Con esto Randy obtuvo aullidos, gritos, risotadas que más parecían cantos tiroleses. A Adam le habría gustado colarse por una grieta de la explanada de la biblioteca y desaparecer. Desde el punto de vista moral y político, consideraba que lo que estaba haciendo no era sólo algo obligado y justificado, sino también valiente, noble incluso, hasta cierto punto. El Puño Gay/Lésbico, y Randy en concreto, había retado a todas las personas progresistas de la universidad, alumnos, profesores, personal administrativo, a todos y cada uno, a sumarse a la manifestación de la jornada de solidaridad con la comunidad gay y lésbica, de modo que ya nadie pudiera desentenderse diciendo: «Bah, esa gente otra vez». Cualquier causa progresista atañía a todo el mundo. De otro modo, nunca alcanzarían el impulso necesario. Randy los había pillado a Edgar y a él en la redacción del Wave y no les había dado opción de zafarse, así que allí estaba, en la explanada delante de la biblioteca, el lugar más destacado del Patio Mayor. Había equipos de televisión y veía las cámaras con sus lucecitas rojas, indicativas de que estaban en funcionamiento, enfocadas directamente hacia él… o al menos hacia la zona en que estaba, pero era imposible que no lo filmasen.

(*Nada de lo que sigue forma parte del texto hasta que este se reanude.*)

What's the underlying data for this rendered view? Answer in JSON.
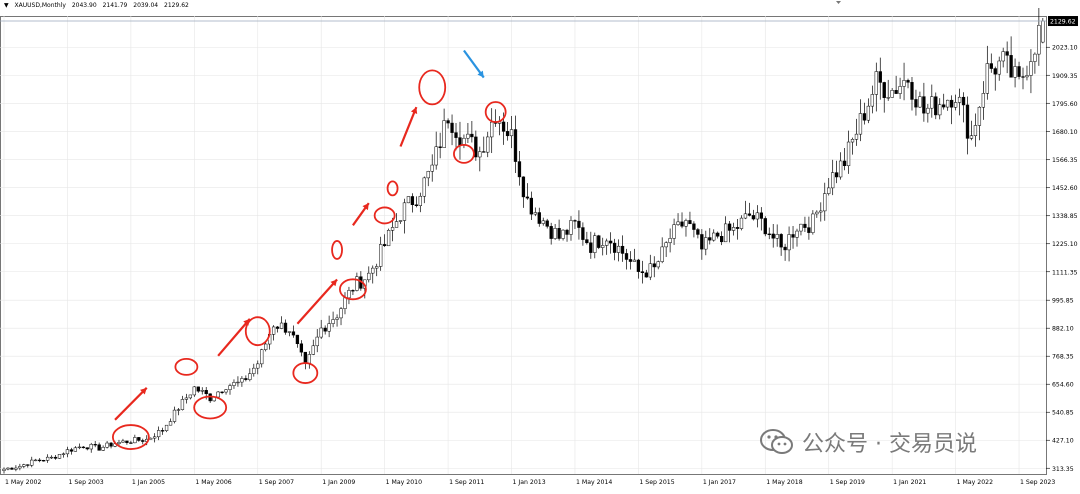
{
  "chart_data": {
    "type": "candlestick",
    "symbol_line": {
      "symbol": "XAUUSD,Monthly",
      "open": "2043.90",
      "high": "2141.79",
      "low": "2039.04",
      "close": "2129.62"
    },
    "current_price_label": "2129.62",
    "y_ticks": [
      "2023.10",
      "1909.35",
      "1795.60",
      "1680.10",
      "1566.35",
      "1452.60",
      "1338.85",
      "1225.10",
      "1111.35",
      "995.85",
      "882.10",
      "768.35",
      "654.60",
      "540.85",
      "427.10",
      "313.35"
    ],
    "x_ticks": [
      "1 May 2002",
      "1 Sep 2003",
      "1 Jan 2005",
      "1 May 2006",
      "1 Sep 2007",
      "1 Jan 2009",
      "1 May 2010",
      "1 Sep 2011",
      "1 Jan 2013",
      "1 May 2014",
      "1 Sep 2015",
      "1 Jan 2017",
      "1 May 2018",
      "1 Sep 2019",
      "1 Jan 2021",
      "1 May 2022",
      "1 Sep 2023"
    ],
    "ylim": [
      290,
      2160
    ],
    "grid": true,
    "series": [
      {
        "x": "2002-05",
        "close": 310
      },
      {
        "x": "2002-09",
        "close": 322
      },
      {
        "x": "2003-01",
        "close": 345
      },
      {
        "x": "2003-05",
        "close": 355
      },
      {
        "x": "2003-09",
        "close": 385
      },
      {
        "x": "2004-01",
        "close": 405
      },
      {
        "x": "2004-05",
        "close": 395
      },
      {
        "x": "2004-09",
        "close": 415
      },
      {
        "x": "2005-01",
        "close": 425
      },
      {
        "x": "2005-05",
        "close": 430
      },
      {
        "x": "2005-09",
        "close": 470
      },
      {
        "x": "2006-01",
        "close": 560
      },
      {
        "x": "2006-05",
        "close": 640
      },
      {
        "x": "2006-09",
        "close": 600
      },
      {
        "x": "2007-01",
        "close": 650
      },
      {
        "x": "2007-05",
        "close": 660
      },
      {
        "x": "2007-09",
        "close": 740
      },
      {
        "x": "2008-01",
        "close": 900
      },
      {
        "x": "2008-05",
        "close": 880
      },
      {
        "x": "2008-09",
        "close": 720
      },
      {
        "x": "2009-01",
        "close": 880
      },
      {
        "x": "2009-05",
        "close": 940
      },
      {
        "x": "2009-09",
        "close": 1050
      },
      {
        "x": "2010-01",
        "close": 1100
      },
      {
        "x": "2010-05",
        "close": 1220
      },
      {
        "x": "2010-09",
        "close": 1350
      },
      {
        "x": "2011-01",
        "close": 1420
      },
      {
        "x": "2011-05",
        "close": 1530
      },
      {
        "x": "2011-09",
        "close": 1750
      },
      {
        "x": "2012-01",
        "close": 1650
      },
      {
        "x": "2012-05",
        "close": 1600
      },
      {
        "x": "2012-09",
        "close": 1760
      },
      {
        "x": "2013-01",
        "close": 1660
      },
      {
        "x": "2013-05",
        "close": 1400
      },
      {
        "x": "2013-09",
        "close": 1320
      },
      {
        "x": "2014-01",
        "close": 1250
      },
      {
        "x": "2014-05",
        "close": 1300
      },
      {
        "x": "2014-09",
        "close": 1220
      },
      {
        "x": "2015-01",
        "close": 1260
      },
      {
        "x": "2015-05",
        "close": 1190
      },
      {
        "x": "2015-09",
        "close": 1110
      },
      {
        "x": "2016-01",
        "close": 1120
      },
      {
        "x": "2016-05",
        "close": 1250
      },
      {
        "x": "2016-09",
        "close": 1320
      },
      {
        "x": "2017-01",
        "close": 1200
      },
      {
        "x": "2017-05",
        "close": 1260
      },
      {
        "x": "2017-09",
        "close": 1280
      },
      {
        "x": "2018-01",
        "close": 1340
      },
      {
        "x": "2018-05",
        "close": 1300
      },
      {
        "x": "2018-09",
        "close": 1200
      },
      {
        "x": "2019-01",
        "close": 1300
      },
      {
        "x": "2019-05",
        "close": 1310
      },
      {
        "x": "2019-09",
        "close": 1480
      },
      {
        "x": "2020-01",
        "close": 1560
      },
      {
        "x": "2020-05",
        "close": 1720
      },
      {
        "x": "2020-09",
        "close": 1880
      },
      {
        "x": "2021-01",
        "close": 1850
      },
      {
        "x": "2021-05",
        "close": 1900
      },
      {
        "x": "2021-09",
        "close": 1760
      },
      {
        "x": "2022-01",
        "close": 1800
      },
      {
        "x": "2022-05",
        "close": 1840
      },
      {
        "x": "2022-09",
        "close": 1660
      },
      {
        "x": "2023-01",
        "close": 1930
      },
      {
        "x": "2023-05",
        "close": 1960
      },
      {
        "x": "2023-09",
        "close": 1870
      },
      {
        "x": "2024-01",
        "close": 2040
      },
      {
        "x": "2024-03",
        "close": 2129.62
      }
    ],
    "colors": {
      "candle": "#000000",
      "grid": "#e6e6e6",
      "annotation_red": "#e8281e",
      "annotation_blue": "#2a93e0"
    }
  },
  "watermark": {
    "text": "公众号 · 交易员说"
  }
}
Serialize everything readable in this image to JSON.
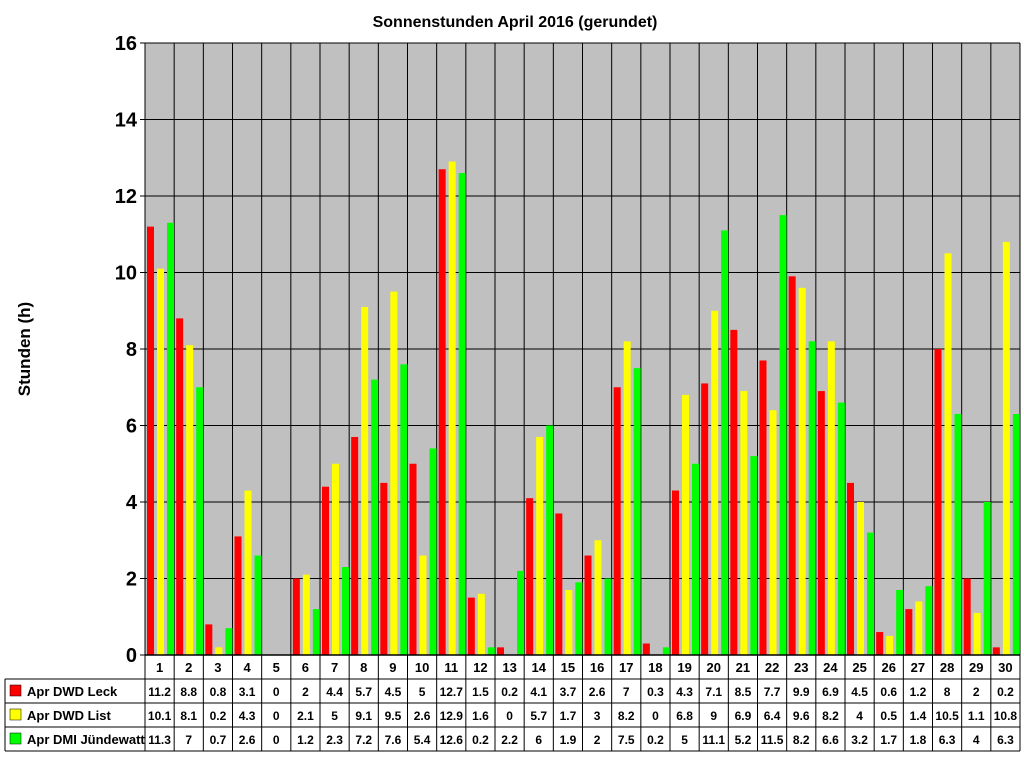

—… Llamadlo grafiti si queréis, no pasa nada. —Animado por los aplausos y las risas, Randy voceaba cual Jesse Jackson o alguien por el estilo—. Pero el grafiti también puede ser arte, y el arte puede ser objeto de un acto de vandalismo, como el que ha cometido esta universidad con uno de los grandes logros caligráficos de su historia…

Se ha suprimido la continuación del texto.